Samenschamen
ik las een interessant artikel over schaamte en hoe we er steeds minder van schijnen te hebben. Met als voorbeeld stervende mensen die columns schrijven, maar het hadden natuurlijk ook moeders kunnen zijn die een blog bijhouden over hun te vroeg geboren kind. Taboes en ze dan openbaar doorbreken.
Er zitten vele, ook minder fraaie kanten aan, maar wat me verraste was dat er geen woord werd vuil gemaakt aan die bijzondere eigenschap van social media: de gedeelde smart, steun in tijden van angst. Wat me destijds zo ontzettend hielp; je zit verstopt in een ziekenhuis en durft nauwelijks adem te halen, en wat ontdek je: online ademt iedereen met je mee.
Een uitweg die vroeger niet bestond.
Of je deelde met familie en intimi of je deelde in de kroeg met vreemden omdat je dronken was (en de volgende dag schaamde je je – afhankelijk van wat je gedeeld had – rot).
Nu is er dat magische scherm waar gelijkgestemden elkaar kunnen vinden en meeleven op een manier die in kroeg noch familie mogelijk is. Nu is er die mogelijkheid om openbaar iets te vragen over die donkerste meest schaamtevolle plekjes van onze ziel en ons lijf. Vooral de fora floreren de woekerende angsten, het zacht zompige, licht riekende. Daar zitten heel veel kanten aan. Ik snap het. Willen we die etterende wonden wel zien, willen we die aftakeling meemaken? ‘Kijk dan niet’, is een flauw argument. Soms bots je er tegenop. Als een paal op een rotonde. Als een kever tussen je aardbeien.

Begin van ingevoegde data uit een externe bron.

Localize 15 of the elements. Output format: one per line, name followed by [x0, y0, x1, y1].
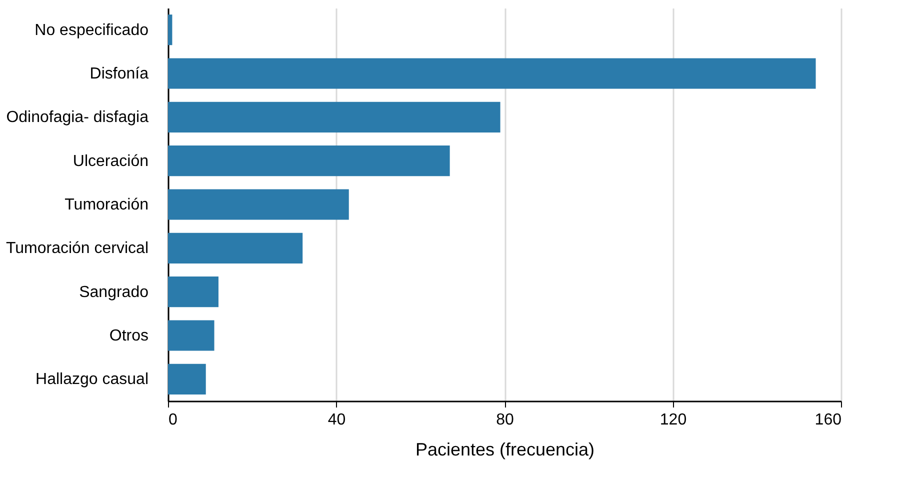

Maar het is ook: nieuw. Het is troost. Het is de lieve kant van die onzichtbare massa. We zouden er een nieuw woord voor moeten verzinnen.
Waarschijnlijk zou ik niet elk logje willen lezen, maar dit soort openhartigheid toont juist dat we gewoon menselijk zijn en dat iedereen in een vergelijkbare situatie kan belanden.